Religion in the News

Religion in the News





“You know, I had a drinking problem. Right now, I should be in a bar in Texas, not the Oval Office. There is only one reason that I am in the Oval Office and not in a bar: I found faith. I found God. I am here because of the power of prayer.” –George W. Bush, September 2002

What I would like to see [in Iraq] is a government where church and state are separated.” –George W. Bush, April 25, 2003

Shall We Gather at the Pork Barrel

Unable to persuade Congress to pass his legislation making religious groups eligible for federal funding, George W. Bush issued an executive order doing so. It bars discrimination “on the basis of religion or religious belief in the administration or distribution of Federal financial assistance under social service programs.” It also permits religious organizations receiving federal funding for social service programs to discriminate on the basis of religion and religious belief (also sexual orientation) in hiring. “God loves you, I love you, and you can count on us both!” Bush told a group of clergy after signing the order.

What a Friend We Have In Dubya

In January, Bush took up the cross again. He proposed a new regulation that would permit religious organizations to receive HUD grants to construct or remodel churches, synagogues or mosques, so long as some part of the building is used for “social services.” Under current regulations, religious organizations receiving HUD money must prove their social welfare programs are “free from religious influences” (see “Religion in the News,” January 6, for examples of religious groups misusing HUD money).
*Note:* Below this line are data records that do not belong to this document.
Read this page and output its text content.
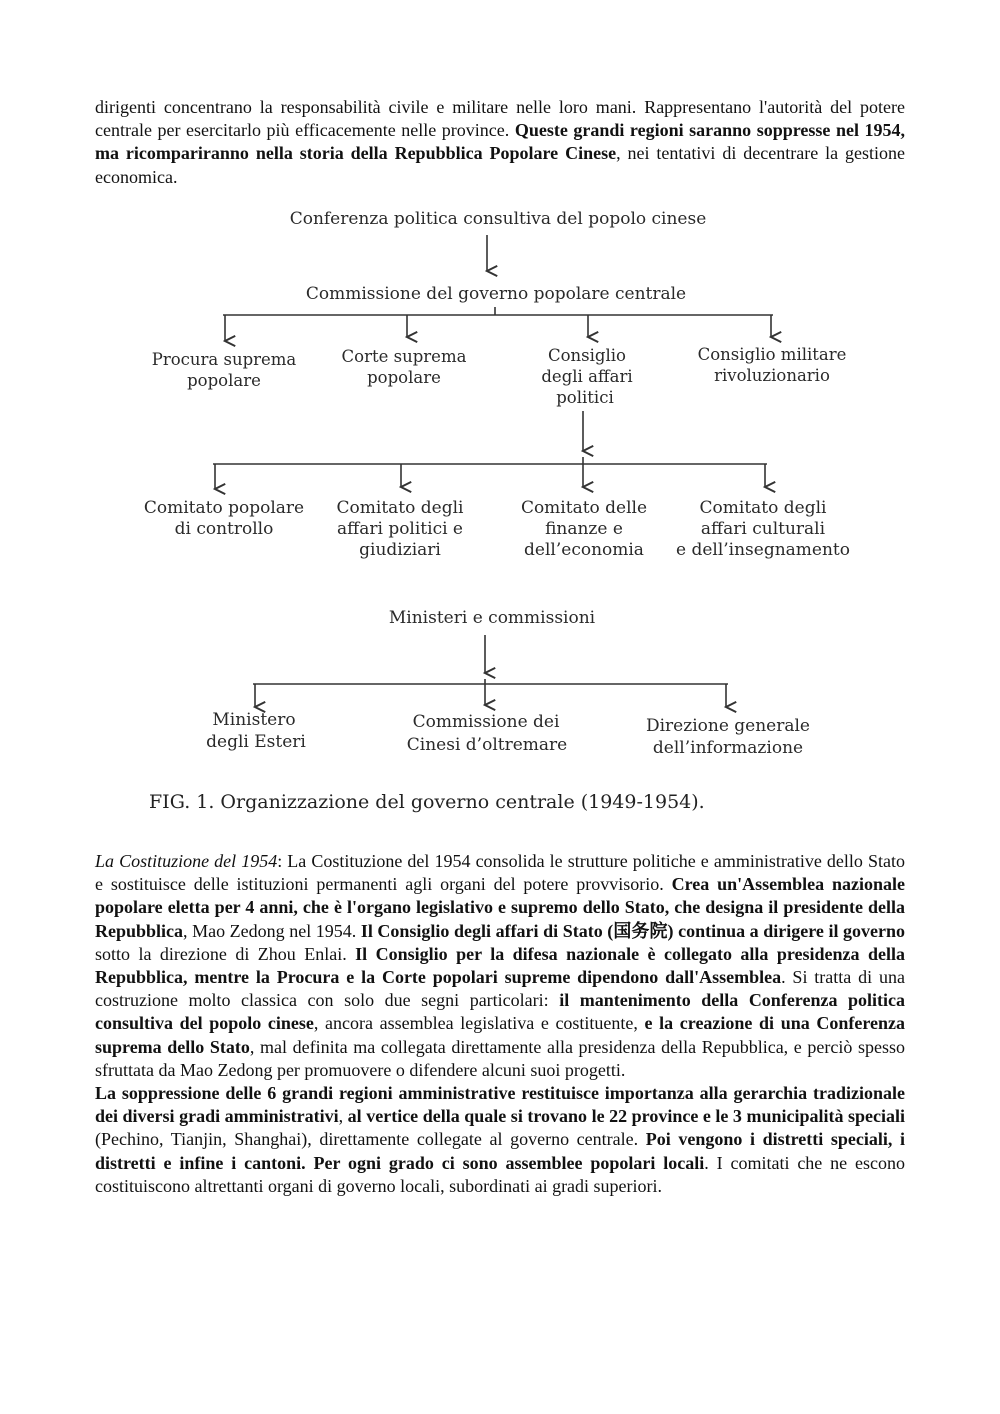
dirigenti concentrano la responsabilità civile e militare nelle loro mani. Rappresentano l'autorità del potere centrale per esercitarlo più efficacemente nelle province. Queste grandi regioni saranno soppresse nel 1954, ma ricompariranno nella storia della Repubblica Popolare Cinese, nei tentativi di decentrare la gestione economica.

Conferenza politica consultiva del popolo cinese
Commissione del governo popolare centrale
Procura suprema
popolare
Corte suprema
popolare
Consiglio
degli affari
politici
Consiglio militare
rivoluzionario
Comitato popolare
di controllo
Comitato degli
affari politici e
giudiziari
Comitato delle
finanze e
dell’economia
Comitato degli
affari culturali
e dell’insegnamento
Ministeri e commissioni
Ministero
degli Esteri
Commissione dei
Cinesi d’oltremare
Direzione generale
dell’informazione
FIG. 1. Organizzazione del governo centrale (1949-1954).

La Costituzione del 1954: La Costituzione del 1954 consolida le strutture politiche e amministrative dello Stato e sostituisce delle istituzioni permanenti agli organi del potere provvisorio. Crea un'Assemblea nazionale popolare eletta per 4 anni, che è l'organo legislativo e supremo dello Stato, che designa il presidente della Repubblica, Mao Zedong nel 1954. Il Consiglio degli affari di Stato (国务院) continua a dirigere il governo sotto la direzione di Zhou Enlai. Il Consiglio per la difesa nazionale è collegato alla presidenza della Repubblica, mentre la Procura e la Corte popolari supreme dipendono dall'Assemblea. Si tratta di una costruzione molto classica con solo due segni particolari: il mantenimento della Conferenza politica consultiva del popolo cinese, ancora assemblea legislativa e costituente, e la creazione di una Conferenza suprema dello Stato, mal definita ma collegata direttamente alla presidenza della Repubblica, e perciò spesso sfruttata da Mao Zedong per promuovere o difendere alcuni suoi progetti.
La soppressione delle 6 grandi regioni amministrative restituisce importanza alla gerarchia tradizionale dei diversi gradi amministrativi, al vertice della quale si trovano le 22 province e le 3 municipalità speciali (Pechino, Tianjin, Shanghai), direttamente collegate al governo centrale. Poi vengono i distretti speciali, i distretti e infine i cantoni. Per ogni grado ci sono assemblee popolari locali. I comitati che ne escono costituiscono altrettanti organi di governo locali, subordinati ai gradi superiori.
Bush said this requirement is discriminatory because secular organizations are not required to prove they are free from religious influences. Good point. Let’s start with proof from the Republican Party that it is free from religious influences.

On the Same Paige

Education Secretary Rod Paige says private religious schools that teach “the kind of values that I think are associated with Christian communities” are superior to public schools, “where there are so many different kids from different kinds of experiences.”

Faith, Hope and Prosperity

In his State of the Union address Bush singled out, as an example of faith-based “recovery programs that do amazing work,” Tonja Myles’s “Set Free Indeed” Friday-night services for drug abusers at the Healing Place Church in Baton Rouge. Neither Myles nor her husband, Darren, is a trained substance-abuse counselor, and psychiatrists question the effectiveness of their prayer sessions. Nevertheless, they would be eligible for government grants. It is unclear whether the church’s other programs, such as Growing Kids God’s Way, for parents, and Cruisin’ for Christ, for motorcycle buffs, could also receive federal dollars.